This is a nice example for teaching as it shows that understanding the structure and provenance of the data makes analysis much clearer. The larger data might well have multiple observations for each patient.
"Raphael Fraser" <raphael.fraser@gmail.com> posed:
Below is a snippet of my data. Each subject has 2 observation where vi
indicates whether an ulcer is present or not. I would like to count
the number of patients with ulcers on one leg only and those with
ulcers on both legs.
id leg vi
40 right .
40 left .
46 right 1
46 left 1
47 left 0
47 right 1
48 right .
48 left .
55 left 1
55 right 1
57 right 0
57 left 1
Raphael
-------
As replies pointed out, the exact question could be addressed in Stata using egen, collapse, reshape or tab.
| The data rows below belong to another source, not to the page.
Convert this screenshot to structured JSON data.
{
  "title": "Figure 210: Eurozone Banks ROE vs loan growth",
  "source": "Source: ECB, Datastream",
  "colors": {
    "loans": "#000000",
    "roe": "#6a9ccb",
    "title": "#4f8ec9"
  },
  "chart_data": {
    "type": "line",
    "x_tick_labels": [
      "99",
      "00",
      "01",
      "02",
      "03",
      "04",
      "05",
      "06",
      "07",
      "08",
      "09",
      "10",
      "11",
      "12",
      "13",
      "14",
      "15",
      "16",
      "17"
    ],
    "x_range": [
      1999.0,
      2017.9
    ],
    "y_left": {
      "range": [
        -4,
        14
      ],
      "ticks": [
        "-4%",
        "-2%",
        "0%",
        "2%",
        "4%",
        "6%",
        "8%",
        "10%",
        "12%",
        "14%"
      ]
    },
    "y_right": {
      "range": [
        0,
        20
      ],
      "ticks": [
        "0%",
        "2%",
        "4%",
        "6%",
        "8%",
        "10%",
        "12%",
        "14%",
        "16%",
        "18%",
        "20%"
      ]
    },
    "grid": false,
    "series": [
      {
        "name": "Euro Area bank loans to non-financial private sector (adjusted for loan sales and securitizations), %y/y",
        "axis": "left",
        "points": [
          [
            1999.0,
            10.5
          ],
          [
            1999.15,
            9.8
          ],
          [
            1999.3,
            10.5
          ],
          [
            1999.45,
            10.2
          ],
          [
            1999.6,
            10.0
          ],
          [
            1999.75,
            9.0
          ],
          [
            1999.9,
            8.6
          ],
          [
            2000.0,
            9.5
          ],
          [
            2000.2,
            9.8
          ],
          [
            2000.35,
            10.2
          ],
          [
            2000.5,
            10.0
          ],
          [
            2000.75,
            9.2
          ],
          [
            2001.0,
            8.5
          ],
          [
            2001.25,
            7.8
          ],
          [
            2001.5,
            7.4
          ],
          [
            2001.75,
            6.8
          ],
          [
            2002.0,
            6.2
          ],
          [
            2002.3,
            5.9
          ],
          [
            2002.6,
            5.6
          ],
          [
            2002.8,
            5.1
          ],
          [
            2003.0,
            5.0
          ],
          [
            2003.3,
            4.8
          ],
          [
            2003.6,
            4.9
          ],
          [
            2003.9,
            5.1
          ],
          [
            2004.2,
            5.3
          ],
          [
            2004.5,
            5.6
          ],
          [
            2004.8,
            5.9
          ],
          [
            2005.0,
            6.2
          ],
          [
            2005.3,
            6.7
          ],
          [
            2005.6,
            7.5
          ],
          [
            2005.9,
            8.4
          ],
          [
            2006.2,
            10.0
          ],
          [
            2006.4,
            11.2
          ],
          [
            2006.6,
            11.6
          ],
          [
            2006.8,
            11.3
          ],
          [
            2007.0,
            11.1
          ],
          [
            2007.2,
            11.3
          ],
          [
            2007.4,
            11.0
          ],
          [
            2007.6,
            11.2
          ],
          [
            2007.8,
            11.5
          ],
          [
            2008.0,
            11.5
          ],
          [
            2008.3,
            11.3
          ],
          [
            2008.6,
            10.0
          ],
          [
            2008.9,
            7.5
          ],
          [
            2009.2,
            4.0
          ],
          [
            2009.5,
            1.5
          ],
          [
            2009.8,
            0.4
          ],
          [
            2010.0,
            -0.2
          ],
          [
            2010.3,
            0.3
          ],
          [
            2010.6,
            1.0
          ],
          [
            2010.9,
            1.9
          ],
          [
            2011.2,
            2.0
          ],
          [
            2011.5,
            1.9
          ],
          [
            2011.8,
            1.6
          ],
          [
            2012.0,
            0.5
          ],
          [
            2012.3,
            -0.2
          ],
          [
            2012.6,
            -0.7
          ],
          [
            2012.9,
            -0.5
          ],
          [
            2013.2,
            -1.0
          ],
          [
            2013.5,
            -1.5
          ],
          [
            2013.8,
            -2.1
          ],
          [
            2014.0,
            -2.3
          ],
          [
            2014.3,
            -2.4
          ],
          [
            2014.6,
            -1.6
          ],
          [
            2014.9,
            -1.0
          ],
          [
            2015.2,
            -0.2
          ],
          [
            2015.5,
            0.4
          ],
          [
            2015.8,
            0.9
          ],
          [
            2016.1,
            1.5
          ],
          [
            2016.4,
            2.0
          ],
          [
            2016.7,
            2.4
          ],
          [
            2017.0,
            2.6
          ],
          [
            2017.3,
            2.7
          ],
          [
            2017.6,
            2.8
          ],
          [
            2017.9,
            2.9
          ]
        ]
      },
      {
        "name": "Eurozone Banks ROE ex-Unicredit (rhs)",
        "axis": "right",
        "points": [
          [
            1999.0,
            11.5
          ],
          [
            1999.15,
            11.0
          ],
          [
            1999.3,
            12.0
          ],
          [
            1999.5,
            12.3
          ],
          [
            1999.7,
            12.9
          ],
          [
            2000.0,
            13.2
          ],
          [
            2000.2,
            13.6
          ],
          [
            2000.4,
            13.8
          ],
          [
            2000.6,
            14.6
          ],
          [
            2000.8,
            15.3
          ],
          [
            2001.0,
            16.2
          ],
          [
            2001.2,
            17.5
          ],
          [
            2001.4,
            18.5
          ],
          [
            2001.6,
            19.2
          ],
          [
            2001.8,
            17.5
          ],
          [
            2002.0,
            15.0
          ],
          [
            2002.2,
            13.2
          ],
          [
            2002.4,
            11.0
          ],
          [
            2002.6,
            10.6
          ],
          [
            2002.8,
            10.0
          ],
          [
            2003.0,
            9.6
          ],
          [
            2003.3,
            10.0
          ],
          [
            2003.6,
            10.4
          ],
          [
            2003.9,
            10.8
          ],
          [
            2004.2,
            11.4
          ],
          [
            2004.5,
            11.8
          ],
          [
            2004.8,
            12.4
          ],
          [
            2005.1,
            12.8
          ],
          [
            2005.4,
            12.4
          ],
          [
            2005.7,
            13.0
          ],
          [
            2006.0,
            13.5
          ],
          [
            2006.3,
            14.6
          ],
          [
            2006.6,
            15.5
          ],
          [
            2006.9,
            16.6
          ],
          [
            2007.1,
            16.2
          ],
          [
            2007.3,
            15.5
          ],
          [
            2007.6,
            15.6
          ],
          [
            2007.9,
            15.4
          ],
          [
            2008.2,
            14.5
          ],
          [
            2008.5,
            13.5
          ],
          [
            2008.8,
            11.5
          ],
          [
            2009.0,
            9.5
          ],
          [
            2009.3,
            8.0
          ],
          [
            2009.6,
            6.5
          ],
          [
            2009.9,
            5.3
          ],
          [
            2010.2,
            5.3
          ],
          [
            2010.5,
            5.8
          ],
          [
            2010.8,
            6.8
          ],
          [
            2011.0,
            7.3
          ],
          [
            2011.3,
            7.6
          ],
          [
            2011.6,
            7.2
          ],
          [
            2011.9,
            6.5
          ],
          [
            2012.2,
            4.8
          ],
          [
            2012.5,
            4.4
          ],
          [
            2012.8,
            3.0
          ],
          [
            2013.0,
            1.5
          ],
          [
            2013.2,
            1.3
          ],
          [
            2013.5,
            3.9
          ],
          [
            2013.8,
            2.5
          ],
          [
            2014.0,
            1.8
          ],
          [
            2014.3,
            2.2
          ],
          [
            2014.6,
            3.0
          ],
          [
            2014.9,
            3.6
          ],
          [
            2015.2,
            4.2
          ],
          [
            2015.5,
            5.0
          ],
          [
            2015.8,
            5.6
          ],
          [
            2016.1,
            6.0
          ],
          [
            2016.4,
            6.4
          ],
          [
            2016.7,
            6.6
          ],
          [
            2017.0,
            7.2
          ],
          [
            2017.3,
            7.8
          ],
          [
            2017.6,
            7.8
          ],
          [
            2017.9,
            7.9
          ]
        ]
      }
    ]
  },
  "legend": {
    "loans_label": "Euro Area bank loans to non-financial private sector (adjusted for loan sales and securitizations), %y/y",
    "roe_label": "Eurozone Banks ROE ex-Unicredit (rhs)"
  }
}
Reshape appears to be the politically correct answer, since the NHS is committed to treating patients as individuals. I haven't seen anyone ask what . meant in these data. Presumably, patients can have ulcers on both legs only if they have two legs. The proportion of .'s in the sample suggests that they should be imputed zeros. Otherwise one is irresistibly reminded of the Tarzan sketch. For those who need an explanation, Dudley Moore is auditioning for the part of Tarzan, but is one-legged.
Peter Cook: Your left leg I like. I have nothing against your left leg. The problem is, neither have you.